Iowa court strikes down anti-gay marriage law. Are the tides turning?

Iowa becomes first Midwest state to allow gay marriage

Currently, Iowa, Connecticut and Massachusetts allow gay marriage. California allowed them, and then it got overturned. It seems like the country is seesawing on the edge between banning and allowing gay marriage. Not that many years ago, even these cases wouldn’t be happening.

So is this a sign that the country is starting to tip towards allowing gay marriage, is it an indication of a stronger push from the pro-gay marriage side, both, something else?

Subscribing, since MY earlier threadstarter on the subject was summarily executed by a mod. :stuck_out_tongue:

Well, yeah, but it was totally gay.

The opinion can be found here.

I’ve only given it a cursory reading, but it appears that the Court followed California and found that discrimination on the basis of sexual orientation is subject to a heightened level of scrutiny (in Iowa’s case intermediate scrutiny), and the reasons given by the state (tradition, raising children, procreation, stability of heterosexual relations, and preservation of state resources) for the ban were not important enough and the ban didn’t advance those interests well enough.

I’m intrigued by two things I’ve seen before. First, that it was unanimous. That all 7 justices agreed is surprising to me. Second, that the court seemed to go out of its way to find that the religious reasons for banning same sex marriage are also insufficient for the court.

Hooray for Iowa.

The tide will turn eventually, you can’t defend an indefensible position for ever. I wouldn’t be surprised if gay marriage was mostly legal by the end of Obamas second term.

Not so much turning has having turned. Kind of like the civil rights movement, we tend to think it “started” in the early-mid sixties, but that was really when it gained popular support, that was the point in time when the handwriting on the wall became apparent.

For the younger generation, gayitude is largely accepted, though still subject to sniggering humor, it is no longer regarded with horror and dismay. You are more likely to attract scorn for your preferences in music than your preferences in sex.

Thankfully Iowa’s constitution is alot harder to amend than California’s.

Yes. A dam can take years to weaken, but its ultimate rupture happens suddenly.

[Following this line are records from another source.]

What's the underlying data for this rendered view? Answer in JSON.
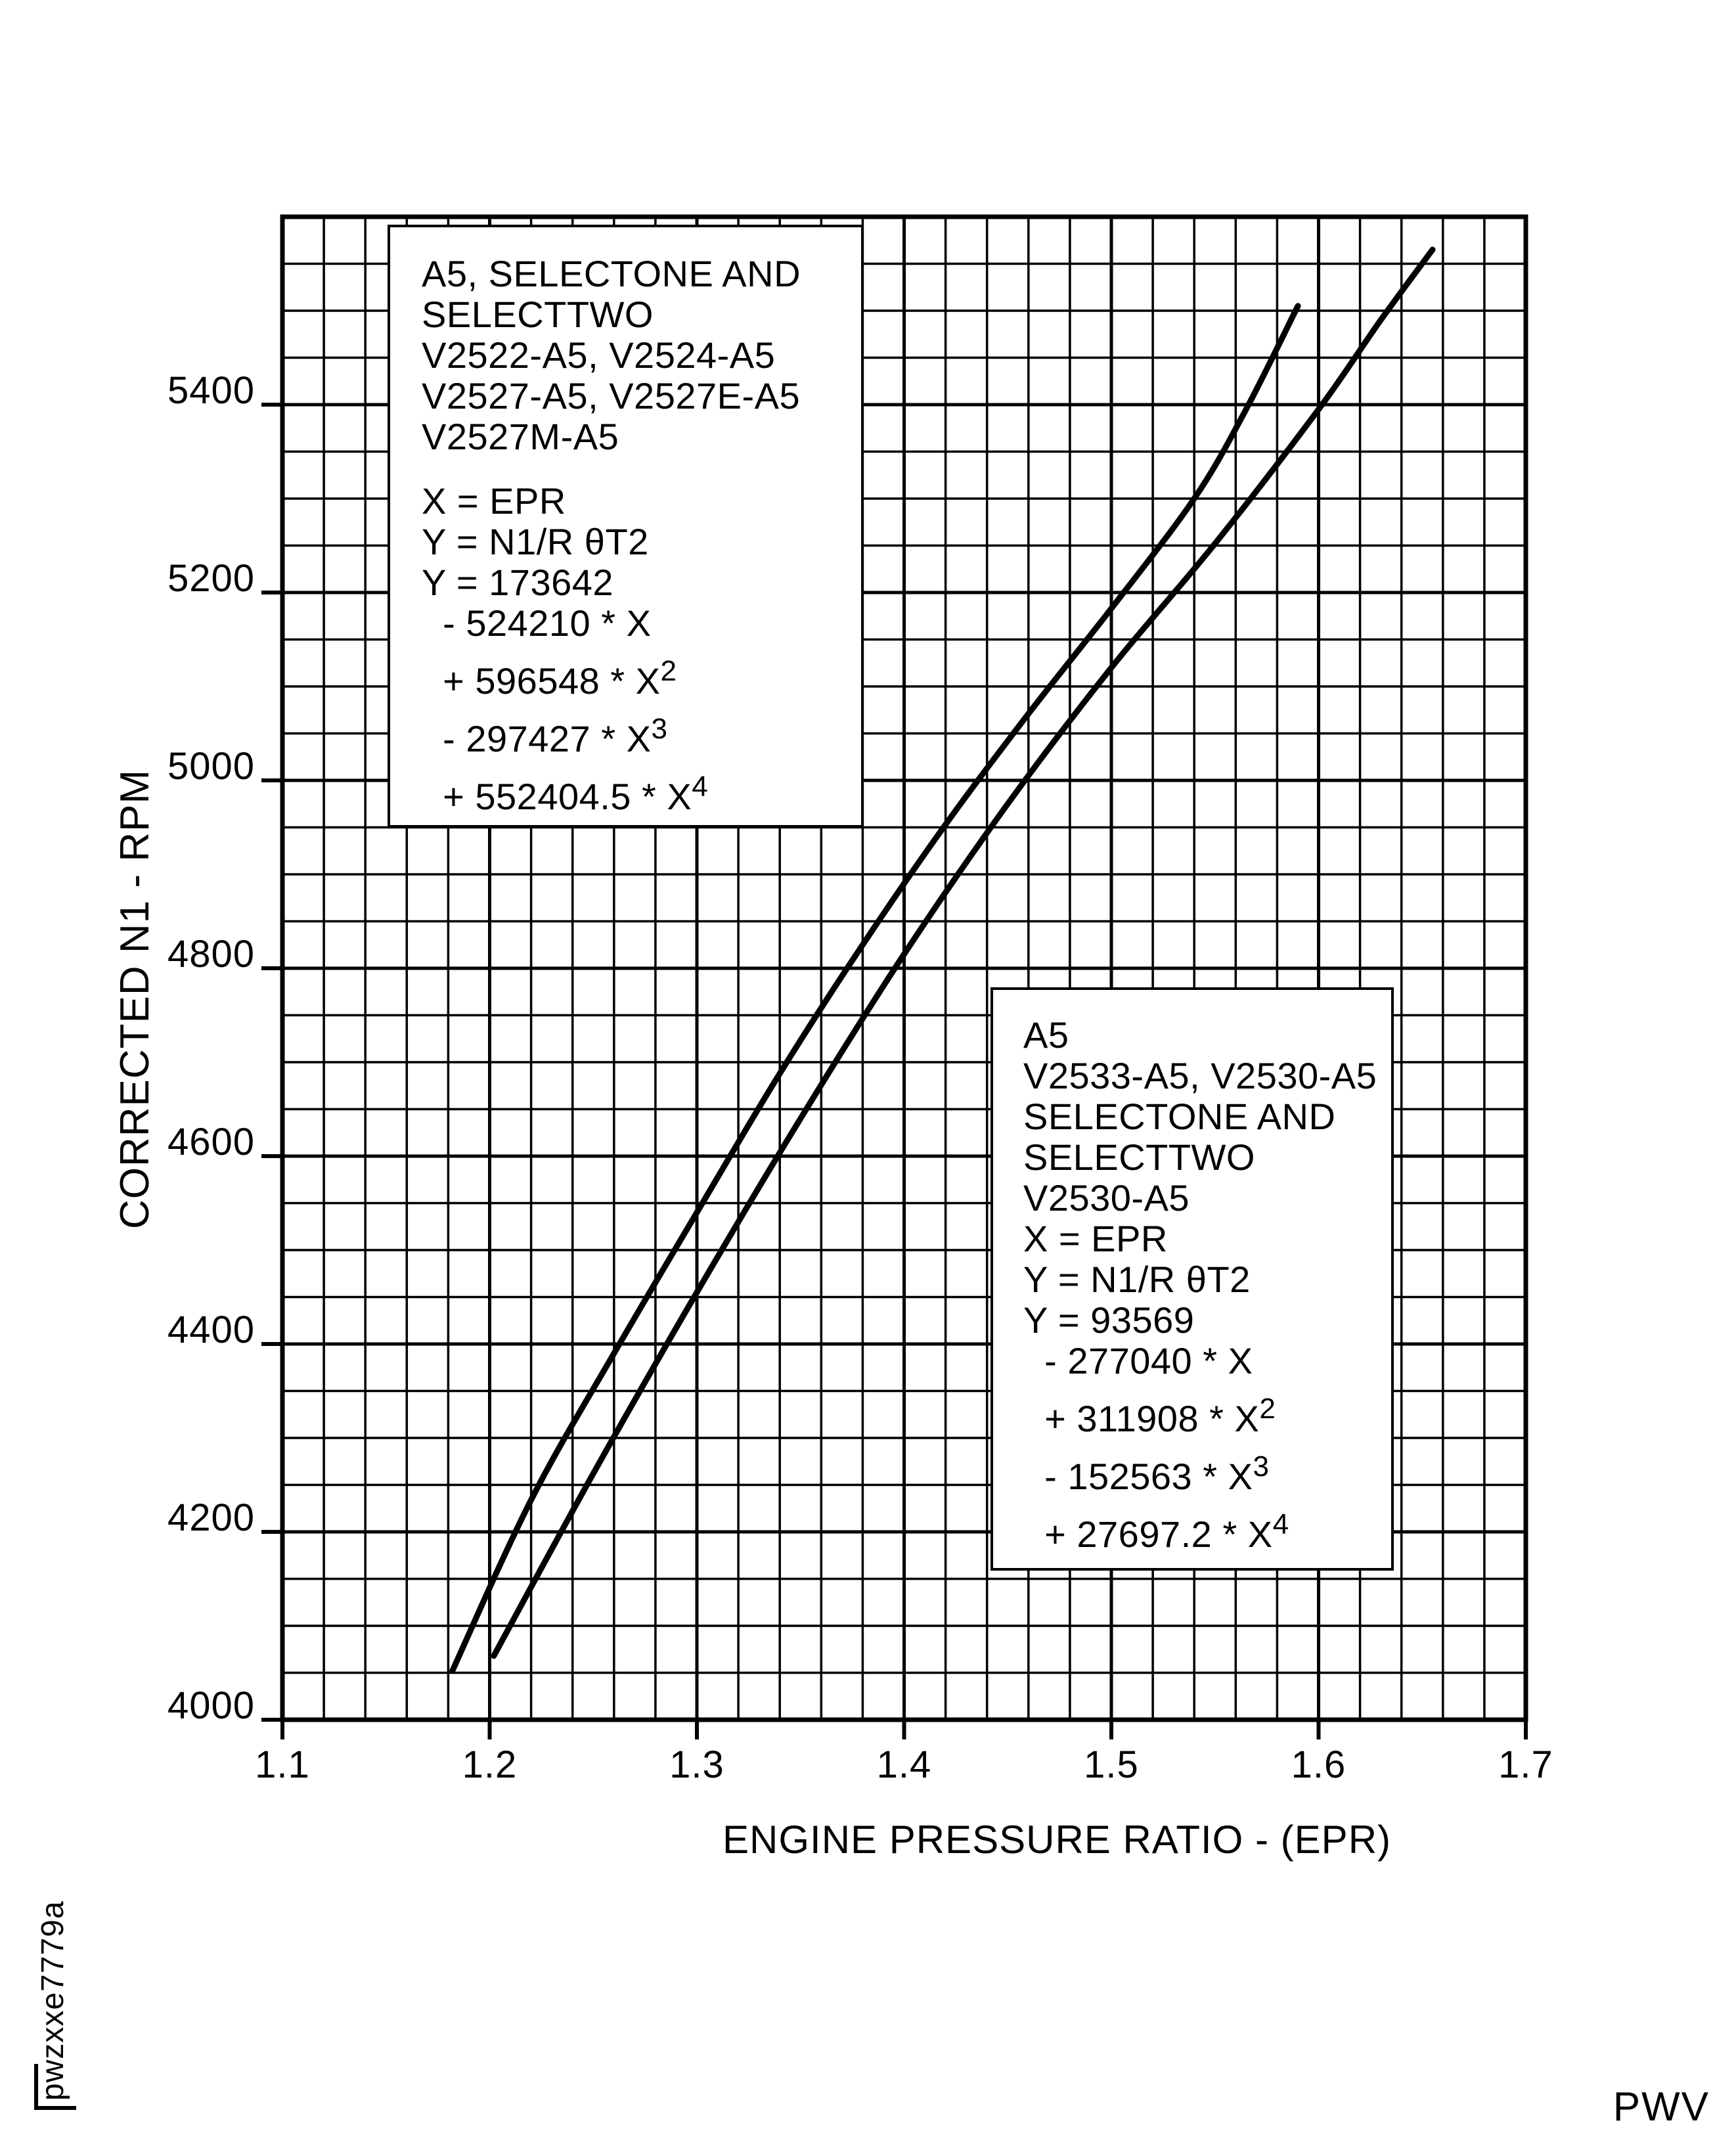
{
  "page": {
    "background": "#ffffff",
    "ink": "#000000"
  },
  "footer": {
    "watermark": "pwzxxe7779a",
    "publisher_code": "PWV"
  },
  "chart_data": {
    "type": "line",
    "title": "",
    "xlabel": "ENGINE PRESSURE RATIO - (EPR)",
    "ylabel": "CORRECTED N1 - RPM",
    "xlim": [
      1.1,
      1.7
    ],
    "ylim": [
      4000,
      5600
    ],
    "x_major_step": 0.1,
    "x_minor_step": 0.02,
    "y_major_step": 200,
    "y_minor_step": 50,
    "x_tick_labels": [
      "1.1",
      "1.2",
      "1.3",
      "1.4",
      "1.5",
      "1.6",
      "1.7"
    ],
    "y_tick_labels": [
      "4000",
      "4200",
      "4400",
      "4600",
      "4800",
      "5000",
      "5200",
      "5400"
    ],
    "grid": true,
    "legend_position": "annotation boxes inside plot",
    "line_color": "#000000",
    "line_width": 9,
    "series": [
      {
        "name": "A5, SELECTONE AND SELECTTWO (V2522-A5, V2524-A5, V2527-A5, V2527E-A5, V2527M-A5)",
        "points": [
          [
            1.182,
            4052
          ],
          [
            1.22,
            4234
          ],
          [
            1.26,
            4390
          ],
          [
            1.3,
            4540
          ],
          [
            1.34,
            4688
          ],
          [
            1.38,
            4825
          ],
          [
            1.42,
            4953
          ],
          [
            1.46,
            5071
          ],
          [
            1.5,
            5183
          ],
          [
            1.54,
            5300
          ],
          [
            1.565,
            5395
          ],
          [
            1.59,
            5505
          ]
        ]
      },
      {
        "name": "A5 (V2533-A5, V2530-A5) SELECTONE AND SELECTTWO (V2530-A5)",
        "points": [
          [
            1.202,
            4068
          ],
          [
            1.25,
            4262
          ],
          [
            1.3,
            4455
          ],
          [
            1.35,
            4640
          ],
          [
            1.4,
            4815
          ],
          [
            1.45,
            4975
          ],
          [
            1.5,
            5120
          ],
          [
            1.55,
            5252
          ],
          [
            1.6,
            5395
          ],
          [
            1.63,
            5490
          ],
          [
            1.655,
            5565
          ]
        ]
      }
    ],
    "annotations": [
      {
        "id": "equation-box-1",
        "lines": [
          "A5, SELECTONE AND",
          "SELECTTWO",
          "V2522-A5, V2524-A5",
          "V2527-A5, V2527E-A5",
          "V2527M-A5",
          "",
          "X = EPR",
          "Y = N1/R θT2",
          "Y = 173642",
          "  - 524210 * X",
          "  + 596548 * X^2",
          "  - 297427 * X^3",
          "  + 552404.5 * X^4"
        ]
      },
      {
        "id": "equation-box-2",
        "lines": [
          "A5",
          "V2533-A5, V2530-A5",
          "SELECTONE AND",
          "SELECTTWO",
          "V2530-A5",
          "X = EPR",
          "Y = N1/R θT2",
          "Y = 93569",
          "  - 277040 * X",
          "  + 311908 * X^2",
          "  - 152563 * X^3",
          "  + 27697.2 * X^4"
        ]
      }
    ]
  }
}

Note the increasing number and strength of moves to fix the now-identified civil rights problem legislatively, especially in states adjoining those further advanced in the process. It’s certainly easier to see the sky not falling and civilization surviving if it’s right next door, and not in some distant wacko-liberal-land. So maybe Illinois is next in line? Minnesota?

The lack of No votes on the ISC may merely reflect that the arguments against it have now been pretty widely studied and are now pretty widely understood to be bogus. Or it may reflect lobbying by the majority looking to create more impact, as happened in *Brown.

Nah. They’re just justices actually following the letter of the law. Red blooded Americans will see that it’s fixed in a 2010 election.

-Joe

This is the big difference. I’m sure that if it was as easy to change as it was in California, we’d see it overturned by the public.

But as the other posters have pointed out, time does (1) help expose and disprove the untenable arguments for the anti-gay side and (2) show that moral decay does not ensue after passing laws like this.

There will still be bastions of bigotry - barring Obama (or his minions) doing something in that time.

What can Obama do about it?

Marry a man. :slight_smile:

When does the Prop 8 SCOCA opinion come down?

So in the glee over the end result of this decision, nobody is concerned by this absolute raw judicial activism? Does anyone seriously believe that the authors of the relevant portion of the Iowa Constitution intended it to allow same-sex marriage?

And what is to stop 10, 20, 100 years from now another Court to be judicially active, but in a bad way?

The only assurance that our state and national Constitutions can protect any of our rights is the firm respect for what they say. When you invent something out of whole cloth because you would really like that something to be law, then you cheapen the rest of the document and all of the protections those documents contain.

Get his minions in the legislative branch to grant homosexual relationships a similar protected status as race at the federal level. (Theoretically speaking. He ain’t gonna.)

The decision isn’t based on interpreting the law in some whimsical fashion, it is based on the determination that equal protection under the law means what it says, and that no such protection can be witheld without a compelling reason. No such compelling interest obliges the state to forbid the, ah, comforts of marriage to persons of the same gender.

The conservative litany begins.

Is any judgement made by a court judicial activism? What judgements should they be allowed to make? Ones that don’t involve interpreting the law?

So when the law is passed that prohibits you from expressing such opinions, on penalty of a mandatory prison term, what will you do about it? Obey the law and keep quiet? Claim your “right” under the First Amendment? Because remember, omn your showing a judge can’t overturn a law passed by the legislature just because he sees clearly that it flies in the face of what the constitution says – that’s judicial activism!

By the way, what part of “deny the equal protection of the laws” did the justices make up out of whole cloth? Most people can see that written in the constitution – too bad your copy has it blotted out (probably by Mr. Bork).